A proposito di giovani artisti, lanciamo la staffetta, come nostro portabandiera alle Olimpiadi dell’Arte: ci può indicare qualche nome che le piacerebbe vedere nel Padiglione Italia della prossima edizione?
«Ci sono tanti artisti, che avrebbero potuto essere al mio posto in questa Biennale e che potrebbero esserlo alla prossima. Siccome ho molti amici, artisti bravissimi, per menzionarli tutti mi servirebbe una pagina intera, mentre se ne menziono solo alcuni rischio di perdere qualche amicizia, quindi se non vi dispiace preferisco tacere su questo punto».

 

Cosa dovrebbe cambiare nel sistema Italia dell’arte e della cultura, a livello pubblico e privato, affinché gli artisti italiani possano affermarsi pienamente nei palcoscenici globali?
«Gli artisti italiani si stanno già affermando nel mondo, il ministero della Cultura sta dando una bella mano. Un passo ulteriore potrebbe essere quello di avere l’opportunità di partecipare a residenze piú lunghe all’estero. Avere dei fondi destinati all’artista anche solo per pensare, senza che debba per forza presentare un progetto; inventare un’esperienza artistica anche fuori dalle istituzioni, magari qualcosa come avrebbe voluto fare Radical Tools a Firenze o altre esperienze di quel tipo».

 

Un particolare di Due qui/To Hear

 

Nel suo progetto Due qui/To Hear spicca la statua di un Bodhisattva, che contribuisce a creare un ambiente spirituale e metafisico. Ci racconta di Bodhisattva, cosa rappresenta e cosa la affascina? Quale può essere il suo messaggio nella nostra contemporaneità?
«Il Bodhisattva è una figura della religione buddhista ma non è una divinità. Rinuncia all’illuminazione per aiutare altri a giungervi. La scultura nel Padiglione Italia è ispirata da un “Bodhisattva che pensa”, di provenienza laotiana. Mi piace questa figura che pensa proprio perché apparentemente non sta facendo niente.

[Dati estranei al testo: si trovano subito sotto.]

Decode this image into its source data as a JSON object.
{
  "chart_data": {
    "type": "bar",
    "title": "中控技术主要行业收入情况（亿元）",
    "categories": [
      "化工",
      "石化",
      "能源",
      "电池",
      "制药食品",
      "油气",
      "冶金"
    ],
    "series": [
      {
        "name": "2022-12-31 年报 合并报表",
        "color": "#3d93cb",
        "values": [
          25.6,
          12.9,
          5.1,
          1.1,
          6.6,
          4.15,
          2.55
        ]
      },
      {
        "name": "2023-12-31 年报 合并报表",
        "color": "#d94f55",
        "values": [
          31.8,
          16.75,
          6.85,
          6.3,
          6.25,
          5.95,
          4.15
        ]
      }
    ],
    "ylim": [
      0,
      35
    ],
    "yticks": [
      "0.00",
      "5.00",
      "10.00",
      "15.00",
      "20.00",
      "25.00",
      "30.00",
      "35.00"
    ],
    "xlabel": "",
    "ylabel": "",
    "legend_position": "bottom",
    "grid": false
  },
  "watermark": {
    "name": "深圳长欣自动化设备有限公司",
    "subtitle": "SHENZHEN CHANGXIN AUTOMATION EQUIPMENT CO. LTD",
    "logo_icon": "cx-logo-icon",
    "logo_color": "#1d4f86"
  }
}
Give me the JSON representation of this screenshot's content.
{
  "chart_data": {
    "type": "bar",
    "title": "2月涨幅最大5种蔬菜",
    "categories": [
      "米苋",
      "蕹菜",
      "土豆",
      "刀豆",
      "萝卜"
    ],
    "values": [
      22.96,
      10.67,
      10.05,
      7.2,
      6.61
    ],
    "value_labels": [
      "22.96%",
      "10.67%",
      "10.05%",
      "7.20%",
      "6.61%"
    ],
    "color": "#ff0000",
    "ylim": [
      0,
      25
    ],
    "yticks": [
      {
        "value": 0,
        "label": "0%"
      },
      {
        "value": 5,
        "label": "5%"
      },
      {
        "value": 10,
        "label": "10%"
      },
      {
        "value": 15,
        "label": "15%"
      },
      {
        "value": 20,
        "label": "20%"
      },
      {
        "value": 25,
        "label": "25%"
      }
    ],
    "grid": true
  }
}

La posizione della mano aperta sotto il mento, come a fare da perno al volto, suggerisce una stasi nella grazia e nella chiarezza, così come la gamba accavallata sottolinea l’impossibilità al passo. Le parole che Bodhisattva suggerisce a tutti sono: pensiero, grazia, chiarezza, inazione attiva, attenzione, giustizia… Parole che oggi, se prese veramente sul serio, potrebbero essere scandalose».

 

Torniamo alle cose terrene. Vittorio Sgarbi ha definito il suo progetto un “orrore dell’umanità”. Risponda con tutta la misericordia di un Bodhisattva, perché questo giudizio?
«Non so se è misericordia, ma veramente non voglio rispondere a certe affermazioni... Mi accontento degli innumerevoli e inaspettati apprezzamenti di amici e non».

 

Per lei questa esperienza che cosa ha rappresentato? La considera un punto d’arrivo? E quali sono adesso i suoi prossimi obiettivi?
«Di certo traccia una linea e lascia dello spazio libero, che spero verrà abitato da nuove cose, cose capaci di stupirmi. Il prossimo sogno è quello di stare in studio da solo, giocando con parole cose e immagini. E poi di andare in qualche isola a fare una bella nuotata».